Unterzeichnerinnen dieses Briefes verdeutlicht. Mit diesem Schreiben knüpfen wir an den bereits zugestellten offenen Brief an und bringen Ihnen unsere weiterhin hohen Erwartungen und Befürchtungen erneut zum Ausdruck. Hessen hat in den vergangenen Jahren mit Blick auf die Rechte und das Wohlergehen der LSBTIQ-Community viel erreicht – uns treibt angesichts Ihrer in Ihrem Eckpunktepapier veröffentlichten Positionen allerdings die Sorge um, dass sich dies grundlegend verändern wird.

Zur Landtagswahl 2023 haben die queeren Vereine und Verbände Hessens Wahlprüfsteine zu queeren Themen erarbeitet. Wir wollten wissen, wie sich die demokratischen Parteien zu den verschiedenen Themen positionieren, die der LSBTIQ*-Community in Hessen wichtig sind und wie sie diese in der kommenden Legislaturperiode bearbeiten möchten. Die Antworten der Parteien wurden von den initiierenden Organisationen, dem LSVD Hessen, VelsPol und vielbunt, gemeinsam beraten und ausgewertet. Es hat sich gezeigt, dass noch immer erheblicher Handlungsbedarf besteht, um die Anliegen und Bedürfnisse unserer Community adäquat zu adressieren. In vielen Punkten reichen auch Ihre Vorschläge und Maßnahmen nicht aus, um den Anforderungen an eine gleichberechtigte Gesellschaft gerecht zu werden oder sich ihnen zumindest anzunähern.

Wir fordern Sie daher erneut auf, unsere Anliegen ernst zu nehmen und sich verstärkt für die Umsetzung folgender Forderungen einzusetzen (Hinweis: nach jedem Punkt können Sie die Kritik der Verbände nachlesen):

  1. „Aktionsplan für Akzeptanz und Vielfalt“ fortentwickeln und Förderung ausweiten: Der Aktionsplan für Akzeptanz und Vielfalt, der gerade erst fortgeschrieben wurde, muss auch in Zukunft unter Beteiligung der queeren Vereine Hessens weiterentwickelt und finanziell auskömmlich im Haushalt abgebildet und verstetigt werden.

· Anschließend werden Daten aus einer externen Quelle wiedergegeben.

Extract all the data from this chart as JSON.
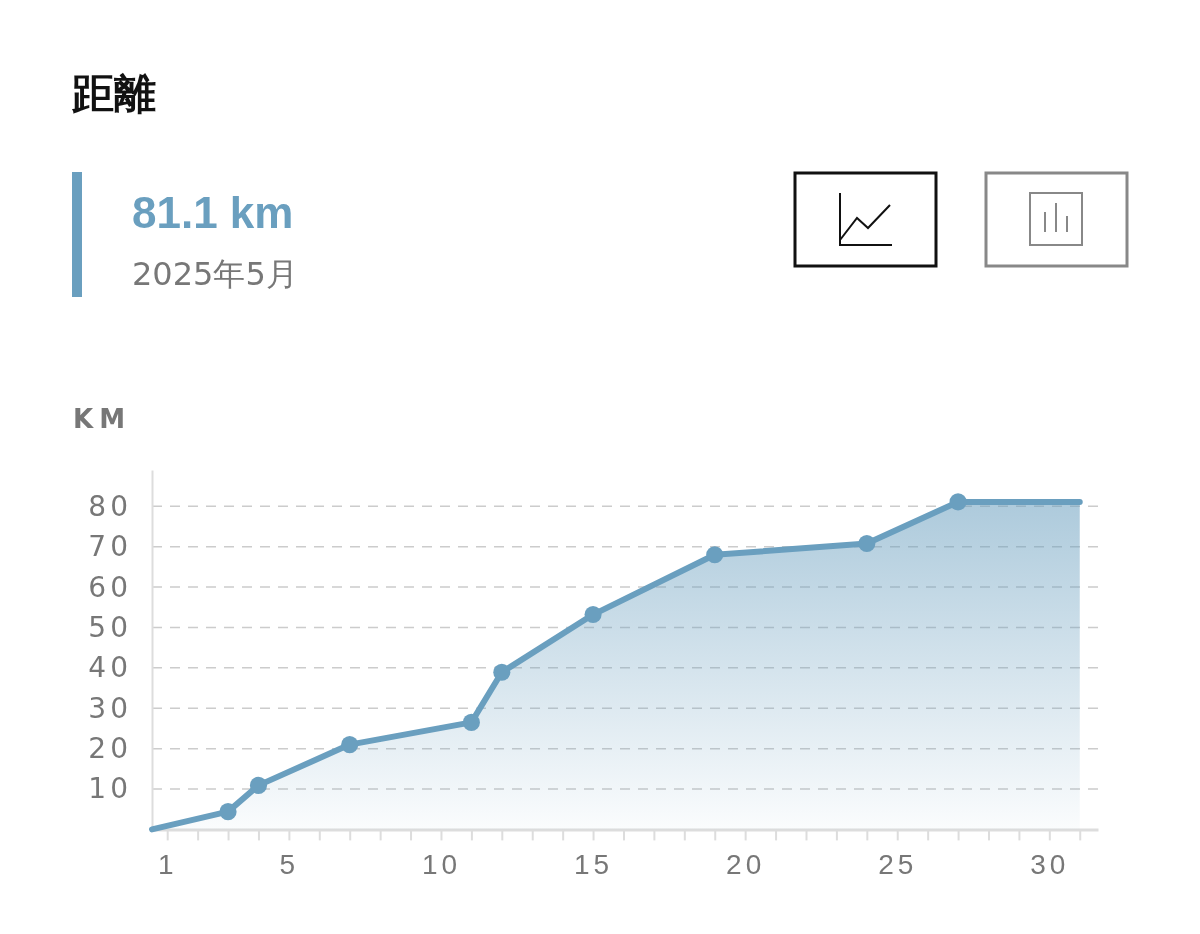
{
  "chart_data": {
    "type": "area",
    "title": "距離",
    "subtitle": "81.1 km",
    "annotations": [
      "2025年5月"
    ],
    "ylabel": "KM",
    "xlim": [
      0.5,
      31.6
    ],
    "ylim": [
      0,
      89
    ],
    "xticks": [
      1,
      {
        "value": 2,
        "label": null
      },
      {
        "value": 3,
        "label": null
      },
      {
        "value": 4,
        "label": null
      },
      5,
      {
        "value": 6,
        "label": null
      },
      {
        "value": 7,
        "label": null
      },
      {
        "value": 8,
        "label": null
      },
      {
        "value": 9,
        "label": null
      },
      10,
      {
        "value": 11,
        "label": null
      },
      {
        "value": 12,
        "label": null
      },
      {
        "value": 13,
        "label": null
      },
      {
        "value": 14,
        "label": null
      },
      15,
      {
        "value": 16,
        "label": null
      },
      {
        "value": 17,
        "label": null
      },
      {
        "value": 18,
        "label": null
      },
      {
        "value": 19,
        "label": null
      },
      20,
      {
        "value": 21,
        "label": null
      },
      {
        "value": 22,
        "label": null
      },
      {
        "value": 23,
        "label": null
      },
      {
        "value": 24,
        "label": null
      },
      25,
      {
        "value": 26,
        "label": null
      },
      {
        "value": 27,
        "label": null
      },
      {
        "value": 28,
        "label": null
      },
      {
        "value": 29,
        "label": null
      },
      30,
      {
        "value": 31,
        "label": null
      }
    ],
    "yticks": [
      10,
      20,
      30,
      40,
      50,
      60,
      70,
      80
    ],
    "grid": "y",
    "series": [
      {
        "color": "#6a9fbf",
        "marker": "none",
        "x": [
          0.5,
          3,
          4,
          7,
          11,
          12,
          15,
          19,
          24,
          27,
          31
        ],
        "values": [
          0,
          4.4,
          10.9,
          21.0,
          26.5,
          38.9,
          53.2,
          68.0,
          70.8,
          81.1,
          81.1
        ]
      },
      {
        "type": "scatter",
        "color": "#6a9fbf",
        "marker": "circle",
        "x": [
          3,
          4,
          7,
          11,
          12,
          15,
          19,
          24,
          27
        ],
        "values": [
          4.4,
          10.9,
          21.0,
          26.5,
          38.9,
          53.2,
          68.0,
          70.8,
          81.1
        ]
      }
    ]
  }
}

    Kritik: Die CDU verwies in Ihren Antworten auf die bisherige Novellierung, lässt aber weitergehende konkrete Maßnahmen zur finanziellen Unterstützung vermissen. Die SPD, obwohl sie eine Verbesserung und finanzielle Aufstockung verspricht, bleibt in der Darlegung konkreter
    Umsetzungsschritte vage.
  2. Hessen tritt LSBTIQ-feindlicher Hassgewalt entgegen: Wir haben Sie gefragt, wie Sie dafür sorgen wollen, dass das Engagement des Landes gegen LSBTIQ-feindliche Hassgewalt verbessert und der Schutz sowie die Beratung von Betroffenen nachhaltig verbessert werden können?
    Kritik: Die CDU spricht sich für eine Null-Toleranz-Politik aus, ohne neue Initiativen vorzuschlagen. Die SPD postuliert eine Strategie gegen Hasskriminalität mit einigen konkreten Maßnahmen. Beides ist im bisherigen Eckpunktepapier der künftigen Koalition nicht zu finden.

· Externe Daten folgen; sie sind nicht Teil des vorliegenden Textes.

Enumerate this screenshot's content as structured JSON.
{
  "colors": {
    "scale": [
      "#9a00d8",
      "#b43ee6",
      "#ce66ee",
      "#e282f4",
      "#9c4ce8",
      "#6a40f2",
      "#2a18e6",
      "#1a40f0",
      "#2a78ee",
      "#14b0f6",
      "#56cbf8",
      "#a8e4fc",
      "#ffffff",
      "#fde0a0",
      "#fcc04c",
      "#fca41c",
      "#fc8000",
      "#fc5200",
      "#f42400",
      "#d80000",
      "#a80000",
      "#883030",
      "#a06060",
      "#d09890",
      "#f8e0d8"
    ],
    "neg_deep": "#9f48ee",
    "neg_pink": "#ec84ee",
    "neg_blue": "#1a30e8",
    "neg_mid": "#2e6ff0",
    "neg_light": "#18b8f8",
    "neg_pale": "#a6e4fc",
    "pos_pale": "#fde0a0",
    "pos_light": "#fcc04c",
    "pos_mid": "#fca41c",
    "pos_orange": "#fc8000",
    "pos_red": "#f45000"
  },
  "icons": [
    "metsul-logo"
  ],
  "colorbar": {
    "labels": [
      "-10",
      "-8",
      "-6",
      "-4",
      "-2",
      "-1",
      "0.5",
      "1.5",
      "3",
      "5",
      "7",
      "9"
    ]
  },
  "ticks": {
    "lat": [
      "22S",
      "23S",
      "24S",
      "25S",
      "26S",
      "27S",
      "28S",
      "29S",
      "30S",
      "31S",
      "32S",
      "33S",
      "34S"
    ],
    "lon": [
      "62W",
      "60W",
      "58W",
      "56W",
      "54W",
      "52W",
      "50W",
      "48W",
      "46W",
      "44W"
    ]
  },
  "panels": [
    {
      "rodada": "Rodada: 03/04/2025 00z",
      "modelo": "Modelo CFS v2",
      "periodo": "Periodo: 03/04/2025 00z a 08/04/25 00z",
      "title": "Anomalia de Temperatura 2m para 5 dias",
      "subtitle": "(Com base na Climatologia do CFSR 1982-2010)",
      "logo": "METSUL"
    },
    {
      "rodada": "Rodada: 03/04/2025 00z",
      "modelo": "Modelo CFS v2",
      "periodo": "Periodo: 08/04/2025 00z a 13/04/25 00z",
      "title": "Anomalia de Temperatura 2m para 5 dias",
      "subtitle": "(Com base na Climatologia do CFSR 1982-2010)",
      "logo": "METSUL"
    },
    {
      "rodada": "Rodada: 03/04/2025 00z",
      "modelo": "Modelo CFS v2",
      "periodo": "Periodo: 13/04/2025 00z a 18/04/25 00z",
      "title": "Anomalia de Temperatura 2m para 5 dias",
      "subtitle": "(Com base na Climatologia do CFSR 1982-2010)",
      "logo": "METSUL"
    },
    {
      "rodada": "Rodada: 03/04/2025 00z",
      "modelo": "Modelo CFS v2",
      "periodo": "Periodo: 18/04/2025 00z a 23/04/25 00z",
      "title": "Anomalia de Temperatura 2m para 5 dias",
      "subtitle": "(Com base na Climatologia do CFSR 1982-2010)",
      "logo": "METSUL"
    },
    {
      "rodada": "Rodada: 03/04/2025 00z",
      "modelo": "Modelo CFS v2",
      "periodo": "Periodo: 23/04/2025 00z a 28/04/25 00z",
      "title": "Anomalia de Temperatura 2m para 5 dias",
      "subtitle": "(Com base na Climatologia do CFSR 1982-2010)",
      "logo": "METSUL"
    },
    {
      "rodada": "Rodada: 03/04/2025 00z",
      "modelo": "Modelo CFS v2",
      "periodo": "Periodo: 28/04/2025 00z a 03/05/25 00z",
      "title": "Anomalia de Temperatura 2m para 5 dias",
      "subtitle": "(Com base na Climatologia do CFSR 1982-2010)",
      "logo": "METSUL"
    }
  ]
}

  3. Regenbogenfamilien stärken – Akzeptanz verbessern: Kinder und Eltern in Regenbogenfamilien müssen in Verwaltung, Familienhilfe, Jugendämtern, Kitas und Schulen anerkannt und gleichberechtigt gefördert werden. Was wollen Sie tun, um das Bewusstsein für einen sach- und zeitgemäßen Umgang in diesen Bereichen zu fördern?
    Kritik: Während die CDU keine konkreten Maßnahmen bietet, die über Sensibilisierung und Qualifizierung hinausgehen, möchte die SPD unter anderem einen Plan für eine Diversitäts-Quote in der Landesverwaltung vorlegen. Wir möchten Sie an diesen Punkt erinnern und fordern Sie auf, ihn in Ihren laufenden Verhandlungen aufzugreifen.
  4. Respekt und Vielfalt in Bildung und Schule voranbringen: Die geschlechtliche und sexuelle Vielfalt muss in Aus- und Fortbildung von pädagogischen Fachkräften verankert und Unterrichtsmaterialien LSBTIQ-inklusiv ausgestaltet sein – auch bei freien Schulen. Wie wollen Sie das gewährleisten und Beratungsangebote vorhalten?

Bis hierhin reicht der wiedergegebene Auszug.